1. Find names of places and companies
The Entities plugin will automatically find company names, place names (in multiple languages!), numbers, or just unusual words that aren’t in the dictionary. Like all plugins, it’s available under Add View.
Overview’s entity detection algorithms are designed to err on the side of including things that aren’t entities, rather than missing things which are — unlike normal NLP techniques which often miss 50% of entities. You can hit the little red X’s to remove junk from the list.
2. Make scanned PDFs searchable (OCR)
Overview will automatically OCR any PDF which doesn’t seem to have any text in it, such as scanned pages, using the open-source Tesseract engine. Scanned documents will be much slower to load — but you won’t be able to search them until you OCR them somewhere, so why not let Overview do it?
If you’d like to get OCR’d files out of Overview, you can simply export the documents after Overview has loaded them. You’ll get searchable PDFs back.
3. Customize the Word Cloud
You can use the delete tool to remove the words that aren’t adding anything. When you remove words, less common words are added to fill up the space. This way you can zero in on exactly what you want to investigate.

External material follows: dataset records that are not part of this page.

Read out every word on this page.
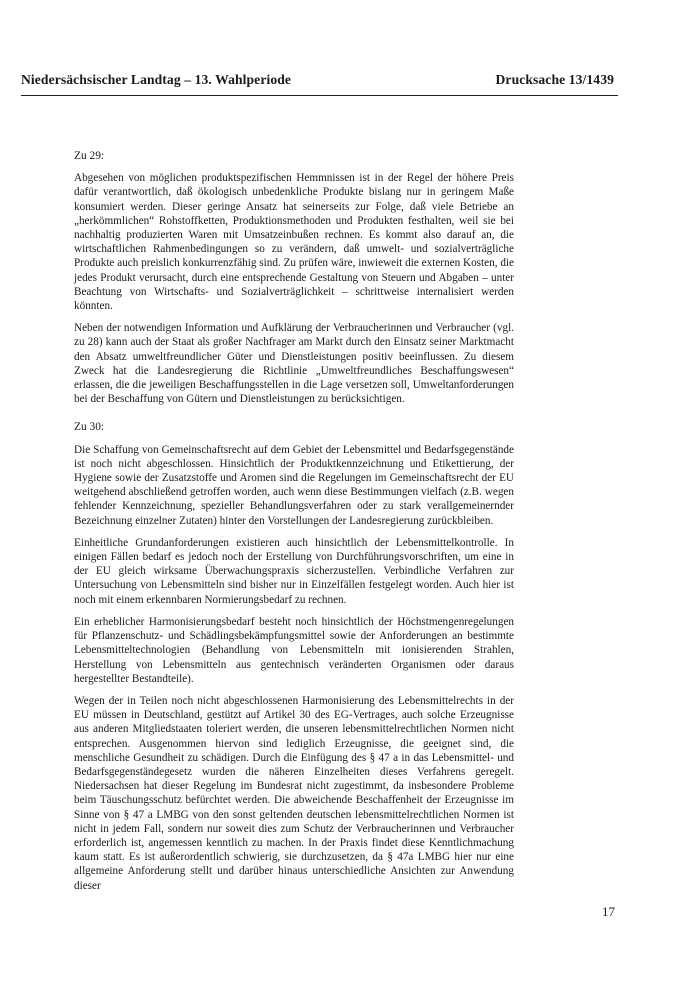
Niedersächsischer Landtag – 13. Wahlperiode	Drucksache 13/1439
Zu 29:

Abgesehen von möglichen produktspezifischen Hemmnissen ist in der Regel der höhere Preis dafür verantwortlich, daß ökologisch unbedenkliche Produkte bislang nur in geringem Maße konsumiert werden. Dieser geringe Ansatz hat seinerseits zur Folge, daß viele Betriebe an „herkömmlichen“ Rohstoffketten, Produktionsmethoden und Produkten festhalten, weil sie bei nachhaltig produzierten Waren mit Umsatzeinbußen rechnen. Es kommt also darauf an, die wirtschaftlichen Rahmenbedingungen so zu verändern, daß umwelt- und sozialverträgliche Produkte auch preislich konkurrenzfähig sind. Zu prüfen wäre, inwieweit die externen Kosten, die jedes Produkt verursacht, durch eine entsprechende Gestaltung von Steuern und Abgaben – unter Beachtung von Wirtschafts- und Sozialverträglichkeit – schrittweise internalisiert werden könnten.

Neben der notwendigen Information und Aufklärung der Verbraucherinnen und Verbraucher (vgl. zu 28) kann auch der Staat als großer Nachfrager am Markt durch den Einsatz seiner Marktmacht den Absatz umweltfreundlicher Güter und Dienstleistungen positiv beeinflussen. Zu diesem Zweck hat die Landesregierung die Richtlinie „Umweltfreundliches Beschaffungswesen“ erlassen, die die jeweiligen Beschaffungsstellen in die Lage versetzen soll, Umweltanforderungen bei der Beschaffung von Gütern und Dienstleistungen zu berücksichtigen.

Zu 30:

Die Schaffung von Gemeinschaftsrecht auf dem Gebiet der Lebensmittel und Bedarfsgegenstände ist noch nicht abgeschlossen. Hinsichtlich der Produktkennzeichnung und Etikettierung, der Hygiene sowie der Zusatzstoffe und Aromen sind die Regelungen im Gemeinschaftsrecht der EU weitgehend abschließend getroffen worden, auch wenn diese Bestimmungen vielfach (z.B. wegen fehlender Kennzeichnung, spezieller Behandlungsverfahren oder zu stark verallgemeinernder Bezeichnung einzelner Zutaten) hinter den Vorstellungen der Landesregierung zurückbleiben.

Einheitliche Grundanforderungen existieren auch hinsichtlich der Lebensmittelkontrolle. In einigen Fällen bedarf es jedoch noch der Erstellung von Durchführungsvorschriften, um eine in der EU gleich wirksame Überwachungspraxis sicherzustellen. Verbindliche Verfahren zur Untersuchung von Lebensmitteln sind bisher nur in Einzelfällen festgelegt worden. Auch hier ist noch mit einem erkennbaren Normierungsbedarf zu rechnen.

Ein erheblicher Harmonisierungsbedarf besteht noch hinsichtlich der Höchstmengenregelungen für Pflanzenschutz- und Schädlingsbekämpfungsmittel sowie der Anforderungen an bestimmte Lebensmitteltechnologien (Behandlung von Lebensmitteln mit ionisierenden Strahlen, Herstellung von Lebensmitteln aus gentechnisch veränderten Organismen oder daraus hergestellter Bestandteile).

Wegen der in Teilen noch nicht abgeschlossenen Harmonisierung des Lebensmittelrechts in der EU müssen in Deutschland, gestützt auf Artikel 30 des EG-Vertrages, auch solche Erzeugnisse aus anderen Mitgliedstaaten toleriert werden, die unseren lebensmittelrechtlichen Normen nicht entsprechen. Ausgenommen hiervon sind lediglich Erzeugnisse, die geeignet sind, die menschliche Gesundheit zu schädigen. Durch die Einfügung des § 47 a in das Lebensmittel- und Bedarfsgegenständegesetz wurden die näheren Einzelheiten dieses Verfahrens geregelt. Niedersachsen hat dieser Regelung im Bundesrat nicht zugestimmt, da insbesondere Probleme beim Täuschungsschutz befürchtet werden. Die abweichende Beschaffenheit der Erzeugnisse im Sinne von § 47 a LMBG von den sonst geltenden deutschen lebensmittelrechtlichen Normen ist nicht in jedem Fall, sondern nur soweit dies zum Schutz der Verbraucherinnen und Verbraucher erforderlich ist, angemessen kenntlich zu machen. In der Praxis findet diese Kenntlichmachung kaum statt. Es ist außerordentlich schwierig, sie durchzusetzen, da § 47a LMBG hier nur eine allgemeine Anforderung stellt und darüber hinaus unterschiedliche Ansichten zur Anwendung dieser

17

You can have more than one word cloud at a time, through the Add View menu. Press the Hidden Words button to unhide words.
4. The all-powerful Export
You can export all documents or just the result of the current search. For example, you could download only documents with the word “pizza” in them. And you can export either one document per file, or just the text (and any custom fields) as a CSV.
This means you can use Overview as a text extractor: upload random files, download a clean spreadsheet of the text. Or an OCR machine: upload random files, get searchable PDFs back.
5. Add custom data to each document
Overview now supports custom fields, or as we like to call it, document metadata.
You can add a field and set the value for all documents in a batch import.
Or you can edit the fields on one document at a time in the document viewer. If you add a field to one document, it will appear (initially blank) for all documents.
Or, if you load your documents via CSV, Overview will read in each extra column as a field.
Each field will be its own column when you export as a spreadsheet.